TIGA TAHAPAN PENYUCIAN DIRI DIDALAM TASAWUF
( TAKHALLI ,TAHALLI ,TAJALLI )
Didalam ajaran tasawuf apabila seseorang ingin mencapai Maqom yang sempurna ( wusul ) dalam perjalanan spiritualnya maka haruslah menempuh tiga jalan ini yaitu : TAKHALLI, TAHALLI DAN TAJALLI.
A. TAKHALLI
Takhalli berarti membersihkan diri dari sifat sifat tercela, dari maksiat lahir dan maksiat bathin. Maksiat lahir, akan melahirkan kejahatan kejahatan yang merusak seseorang dan mengacaukan masyarakat. Sedangkan maksiat bathin lebih berbahaya lagi, karena tidak kelihatan dan biasanya tidak disadari dan sukar dihilangkan. Maksiat bathin itu adalah pembangkit maksiat lahir dan selalu menimbulkan kejahatan kejahatan baru yang diperbuat oleh anggota badan manusia. Dan kedua maksiat itulah yang mengotori jiwa manusia setiap waktu dan kesempatan yang diperbuat oleh diri sendiri tanpa disadari. Semua itu merupakan hijab atau dinding yang membatasi diri dengan Tuhan.

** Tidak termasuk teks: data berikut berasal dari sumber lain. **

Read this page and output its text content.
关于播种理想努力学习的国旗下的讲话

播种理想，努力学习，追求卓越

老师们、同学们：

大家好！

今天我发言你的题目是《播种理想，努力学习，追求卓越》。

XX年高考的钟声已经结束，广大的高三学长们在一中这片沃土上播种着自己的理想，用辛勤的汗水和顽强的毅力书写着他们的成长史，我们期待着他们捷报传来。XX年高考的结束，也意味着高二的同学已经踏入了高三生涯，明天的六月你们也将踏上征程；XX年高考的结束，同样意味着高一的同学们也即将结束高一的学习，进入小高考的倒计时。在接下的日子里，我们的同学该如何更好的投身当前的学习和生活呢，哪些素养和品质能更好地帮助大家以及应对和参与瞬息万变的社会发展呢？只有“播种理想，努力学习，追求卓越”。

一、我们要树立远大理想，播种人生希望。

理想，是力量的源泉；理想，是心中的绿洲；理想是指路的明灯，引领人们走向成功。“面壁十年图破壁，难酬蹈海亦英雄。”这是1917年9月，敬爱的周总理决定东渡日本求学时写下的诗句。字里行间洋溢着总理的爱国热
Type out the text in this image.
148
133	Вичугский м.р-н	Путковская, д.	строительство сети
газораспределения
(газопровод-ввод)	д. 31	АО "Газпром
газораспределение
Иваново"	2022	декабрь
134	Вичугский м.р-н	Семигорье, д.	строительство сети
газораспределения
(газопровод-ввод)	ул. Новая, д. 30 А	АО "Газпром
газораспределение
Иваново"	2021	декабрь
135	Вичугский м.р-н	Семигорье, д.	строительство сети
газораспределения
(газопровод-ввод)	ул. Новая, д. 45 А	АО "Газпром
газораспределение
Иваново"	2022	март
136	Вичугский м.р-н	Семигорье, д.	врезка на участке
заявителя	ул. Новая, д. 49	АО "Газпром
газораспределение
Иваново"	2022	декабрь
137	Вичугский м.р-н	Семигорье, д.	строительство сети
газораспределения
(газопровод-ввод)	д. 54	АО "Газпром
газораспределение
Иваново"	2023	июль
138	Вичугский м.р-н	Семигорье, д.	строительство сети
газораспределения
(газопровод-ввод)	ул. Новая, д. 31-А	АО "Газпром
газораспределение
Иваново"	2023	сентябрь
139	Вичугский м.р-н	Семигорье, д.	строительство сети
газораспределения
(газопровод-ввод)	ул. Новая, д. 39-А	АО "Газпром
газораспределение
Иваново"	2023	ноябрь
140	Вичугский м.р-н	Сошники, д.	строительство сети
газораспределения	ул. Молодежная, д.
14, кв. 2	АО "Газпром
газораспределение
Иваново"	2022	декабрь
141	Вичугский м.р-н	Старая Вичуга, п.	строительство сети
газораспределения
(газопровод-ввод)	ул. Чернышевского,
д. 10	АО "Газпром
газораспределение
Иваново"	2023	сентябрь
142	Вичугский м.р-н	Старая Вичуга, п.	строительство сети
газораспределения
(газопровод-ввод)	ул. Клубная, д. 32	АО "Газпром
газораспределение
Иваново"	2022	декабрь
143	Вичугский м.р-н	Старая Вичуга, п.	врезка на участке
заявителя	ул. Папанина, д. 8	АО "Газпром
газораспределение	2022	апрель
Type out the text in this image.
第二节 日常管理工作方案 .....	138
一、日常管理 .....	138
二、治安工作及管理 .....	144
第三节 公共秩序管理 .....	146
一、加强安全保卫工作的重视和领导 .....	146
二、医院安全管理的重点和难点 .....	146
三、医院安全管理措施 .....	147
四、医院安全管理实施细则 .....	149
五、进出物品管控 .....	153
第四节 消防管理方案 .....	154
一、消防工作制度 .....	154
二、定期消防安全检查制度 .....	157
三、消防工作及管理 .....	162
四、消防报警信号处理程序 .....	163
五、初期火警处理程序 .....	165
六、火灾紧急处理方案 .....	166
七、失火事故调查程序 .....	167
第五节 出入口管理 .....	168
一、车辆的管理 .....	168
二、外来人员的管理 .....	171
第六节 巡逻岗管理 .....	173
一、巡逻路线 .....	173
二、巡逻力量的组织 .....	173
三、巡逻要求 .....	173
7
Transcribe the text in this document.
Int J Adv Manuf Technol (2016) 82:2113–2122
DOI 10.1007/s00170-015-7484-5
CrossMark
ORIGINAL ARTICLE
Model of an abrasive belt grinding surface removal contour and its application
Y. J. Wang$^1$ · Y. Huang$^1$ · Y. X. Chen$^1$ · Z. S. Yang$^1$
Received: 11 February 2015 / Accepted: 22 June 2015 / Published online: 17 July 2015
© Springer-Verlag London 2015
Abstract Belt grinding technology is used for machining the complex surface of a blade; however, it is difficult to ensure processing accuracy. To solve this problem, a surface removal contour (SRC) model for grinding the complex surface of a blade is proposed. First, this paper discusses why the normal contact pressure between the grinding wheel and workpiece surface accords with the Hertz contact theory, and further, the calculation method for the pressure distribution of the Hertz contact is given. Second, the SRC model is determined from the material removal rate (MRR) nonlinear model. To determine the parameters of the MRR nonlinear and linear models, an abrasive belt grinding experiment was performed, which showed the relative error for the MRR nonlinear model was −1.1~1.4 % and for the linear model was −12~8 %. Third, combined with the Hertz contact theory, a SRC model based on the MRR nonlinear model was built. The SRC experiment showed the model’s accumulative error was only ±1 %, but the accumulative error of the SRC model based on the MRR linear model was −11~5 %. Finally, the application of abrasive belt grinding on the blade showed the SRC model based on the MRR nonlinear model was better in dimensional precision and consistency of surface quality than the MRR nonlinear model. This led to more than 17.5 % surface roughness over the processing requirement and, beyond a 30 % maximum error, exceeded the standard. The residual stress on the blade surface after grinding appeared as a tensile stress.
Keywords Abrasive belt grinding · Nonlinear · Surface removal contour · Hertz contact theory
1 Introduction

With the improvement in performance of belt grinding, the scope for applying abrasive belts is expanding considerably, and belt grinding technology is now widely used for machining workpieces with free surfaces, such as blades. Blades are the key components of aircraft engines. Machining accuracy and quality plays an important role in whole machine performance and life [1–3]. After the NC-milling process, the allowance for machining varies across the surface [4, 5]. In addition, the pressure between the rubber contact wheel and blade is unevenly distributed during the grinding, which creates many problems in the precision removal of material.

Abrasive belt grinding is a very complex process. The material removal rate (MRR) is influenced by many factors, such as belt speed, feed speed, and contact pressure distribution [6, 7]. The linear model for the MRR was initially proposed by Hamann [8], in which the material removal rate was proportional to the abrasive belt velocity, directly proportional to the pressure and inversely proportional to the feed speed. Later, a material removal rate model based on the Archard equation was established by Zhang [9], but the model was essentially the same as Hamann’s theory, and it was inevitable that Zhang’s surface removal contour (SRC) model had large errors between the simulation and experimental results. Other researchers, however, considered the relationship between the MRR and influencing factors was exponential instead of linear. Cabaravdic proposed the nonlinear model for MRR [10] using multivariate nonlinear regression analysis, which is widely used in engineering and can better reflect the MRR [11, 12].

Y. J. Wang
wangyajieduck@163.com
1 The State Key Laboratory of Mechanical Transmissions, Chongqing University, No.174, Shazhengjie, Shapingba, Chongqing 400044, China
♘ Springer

Sifat sifat yang mengotori jiwa manusia itu adalah seperti dzalim, bakhil, berbuat dosa besar , bermegah megah, khianat, dendam, dengki, dusta, kufur ni’mat, ria, mencuri, sombong dan meminum khamr.
Takhalli juga berarti mengosongkan diri dari akhlak tercela itu. Salah satu akhlak tercela yang paling banyak menyebabkan timbulnya akhlak tercela lainnya adalah ketergantungan pada kenikmatan duniawi.
Membersihkan diri sifat sifat tercela oleh kaum sufi dipandang penting karena sifat sifat ini merupakan najis maknawi (najasah ma’nawwiyah). Adanya najis najis ini pada diri seseorang, menyebabkannya tidak dapat dekat dengan Tuhan.
Dasar dari ajaran tasawuf tentang takhalli ini adalah firman Allah Subhanhu wa Ta'ala :
قَدْ أَفْلَحَ مَن زَكَّاهَا، وَقَدْ خَابَ مَن دَسَّاهَا
Artinya :
"Sungguh beruntung orang yang menyucikan jiwanya, dan sungguh merugi orang yang mengotori jiwanya". (asy Syams ayat : 9,10)
Dalam hal menanamkan rasa benci terhadap kehidupan duniawi serta mengendalikan hawa nafsu, para sufi berbeda pendapat.
Sekelompok sufi yang modern berpendapat bahwa kebencian terhadap kehidupan duniawi , yaitu sekedar saja tidak melupakan tujuan hidupnya, namun tidak meninggalkan duniawi sama sekali. Demikian pula dengan pengendalian hawa nafsu itu cukup dikuasai melalui pengaturan disiplin kehidupan. Golongan ini tetap memanfa'atkan dunia sekedar kebutuhannya dengan mengontrol dorongan nafsu yang dapat mengganggu stabilitas akal dan perasaan.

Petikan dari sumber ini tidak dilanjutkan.